Signore highlighted Australia’s “lagging” approach to embracing the circular economy via water recycling and other technologies that have also been embraced elsewhere in the world, and issued a call to arms for impact that reflects our intent.

“Let's roll our sleeves up and change the world,” he said.

Thinking like a designer

To achieve this changemaking focus, the bulk of the session was dedicated to coaxing different ways of approaching discussions around water out of participants.

Ivona Maric, Manager of Infrastructure Advisory at Aurecon, introduced the idea of thinking like a designer to break free from traditional, change-resistant approaches.

“Design thinking is also about how you create an experience with people,” she said. “[Think about] how to start an experience, whether it's a conversation [or] whether it's a workshop.

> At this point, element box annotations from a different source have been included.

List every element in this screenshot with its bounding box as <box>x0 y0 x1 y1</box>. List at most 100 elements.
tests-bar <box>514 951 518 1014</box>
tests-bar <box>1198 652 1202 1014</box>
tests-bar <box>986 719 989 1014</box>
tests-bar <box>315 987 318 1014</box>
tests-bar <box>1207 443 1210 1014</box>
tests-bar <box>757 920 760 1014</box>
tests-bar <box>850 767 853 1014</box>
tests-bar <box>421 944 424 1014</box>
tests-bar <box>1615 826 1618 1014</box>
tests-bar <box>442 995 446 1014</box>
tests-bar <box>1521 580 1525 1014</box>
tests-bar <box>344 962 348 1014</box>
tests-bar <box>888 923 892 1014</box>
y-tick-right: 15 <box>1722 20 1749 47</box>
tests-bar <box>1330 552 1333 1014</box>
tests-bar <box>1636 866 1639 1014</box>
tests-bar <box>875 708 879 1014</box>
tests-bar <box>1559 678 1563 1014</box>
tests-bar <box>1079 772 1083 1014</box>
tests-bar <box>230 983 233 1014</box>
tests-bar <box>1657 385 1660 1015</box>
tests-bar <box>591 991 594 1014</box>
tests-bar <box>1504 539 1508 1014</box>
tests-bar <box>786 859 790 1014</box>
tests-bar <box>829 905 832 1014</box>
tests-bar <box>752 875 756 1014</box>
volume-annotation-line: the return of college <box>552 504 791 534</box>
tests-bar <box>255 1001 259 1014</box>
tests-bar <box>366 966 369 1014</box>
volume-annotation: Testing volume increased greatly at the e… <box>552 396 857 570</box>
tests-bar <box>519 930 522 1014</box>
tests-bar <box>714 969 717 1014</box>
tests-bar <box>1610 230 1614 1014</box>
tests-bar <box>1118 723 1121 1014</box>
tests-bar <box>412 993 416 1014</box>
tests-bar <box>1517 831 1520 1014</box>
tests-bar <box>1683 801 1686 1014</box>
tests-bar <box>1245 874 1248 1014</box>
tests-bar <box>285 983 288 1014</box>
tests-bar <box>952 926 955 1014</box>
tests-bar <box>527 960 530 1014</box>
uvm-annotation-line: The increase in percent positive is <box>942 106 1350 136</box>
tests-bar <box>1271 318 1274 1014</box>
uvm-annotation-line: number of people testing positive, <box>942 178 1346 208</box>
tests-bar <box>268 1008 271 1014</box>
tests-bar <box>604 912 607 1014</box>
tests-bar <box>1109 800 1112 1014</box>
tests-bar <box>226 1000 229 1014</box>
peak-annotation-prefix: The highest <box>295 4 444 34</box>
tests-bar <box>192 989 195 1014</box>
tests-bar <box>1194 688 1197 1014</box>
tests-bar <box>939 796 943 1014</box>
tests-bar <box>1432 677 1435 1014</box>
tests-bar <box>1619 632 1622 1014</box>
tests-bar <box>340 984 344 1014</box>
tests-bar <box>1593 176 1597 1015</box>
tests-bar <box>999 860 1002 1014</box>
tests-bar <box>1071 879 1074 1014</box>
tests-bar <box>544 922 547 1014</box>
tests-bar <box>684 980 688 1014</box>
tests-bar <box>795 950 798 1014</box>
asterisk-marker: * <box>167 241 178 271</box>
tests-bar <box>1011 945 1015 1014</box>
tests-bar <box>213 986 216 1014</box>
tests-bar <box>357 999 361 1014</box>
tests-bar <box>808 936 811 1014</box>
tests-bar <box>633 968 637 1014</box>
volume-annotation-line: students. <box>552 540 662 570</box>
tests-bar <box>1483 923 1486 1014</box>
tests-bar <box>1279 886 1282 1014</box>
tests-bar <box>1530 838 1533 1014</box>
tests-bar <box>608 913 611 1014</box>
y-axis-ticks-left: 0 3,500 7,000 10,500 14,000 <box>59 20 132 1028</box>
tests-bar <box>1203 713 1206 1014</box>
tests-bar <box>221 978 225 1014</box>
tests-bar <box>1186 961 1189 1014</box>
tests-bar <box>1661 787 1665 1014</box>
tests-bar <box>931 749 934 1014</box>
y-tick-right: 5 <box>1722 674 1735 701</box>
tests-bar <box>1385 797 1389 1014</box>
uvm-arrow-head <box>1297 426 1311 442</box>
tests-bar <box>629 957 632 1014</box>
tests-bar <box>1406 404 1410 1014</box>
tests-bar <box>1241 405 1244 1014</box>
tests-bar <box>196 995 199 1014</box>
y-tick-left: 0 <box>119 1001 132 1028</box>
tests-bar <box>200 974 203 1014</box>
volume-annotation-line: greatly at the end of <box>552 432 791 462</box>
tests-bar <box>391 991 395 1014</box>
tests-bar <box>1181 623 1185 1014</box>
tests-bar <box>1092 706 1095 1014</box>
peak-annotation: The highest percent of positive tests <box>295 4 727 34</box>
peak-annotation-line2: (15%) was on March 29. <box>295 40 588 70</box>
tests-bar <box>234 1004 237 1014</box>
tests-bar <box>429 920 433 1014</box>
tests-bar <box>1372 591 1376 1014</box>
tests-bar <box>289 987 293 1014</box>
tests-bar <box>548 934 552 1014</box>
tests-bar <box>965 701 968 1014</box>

“Put the user at the heart [of the issue] and [ask] what's important to them.”

Ivana’s co-facilitator was Maureen Thurston, Chief Experience Officer at Aurecon, who leant into her self-confessed American directness to draw out original thinking from participants.

Indeed, Thurston roamed the room and personally approached attendees throughout the session.

“All design thinking is about looking at the current situation and reframing it in a way to make it better,” she explained.

Thurston prompted participants to engage in the creative process of design mapping, or the laying out of ideas and observing connections between them.

The first exercise? “Two minutes to think of absolutely everything that comes into your brains having anything to do with a tree – or not,” Thurston said.

The point of this and other exercises during the session, she explained, was to broaden participants’ scope of thinking and prevent them from limiting their responses to the rote or simplistic. They were encouraged to expand beyond the everyday to the “weird” and novel.

Some of the participants’ ideas that emerged from the design mapping session relevant to water included:

  • “Don’t assume community values.”
  • “Acknowledge Indigenous spiritual connections and the connection between water and people.”
  • “We won't do this exercise again with only people in the water sector. We have to think outside our boundaries.”
  • “We won't have a future that is exclusive of… First Nations’ and women's voices.”

One final suggestion rounded off one of the most unique Ozwater’23 sessions: ”Be honest about where we’re at.”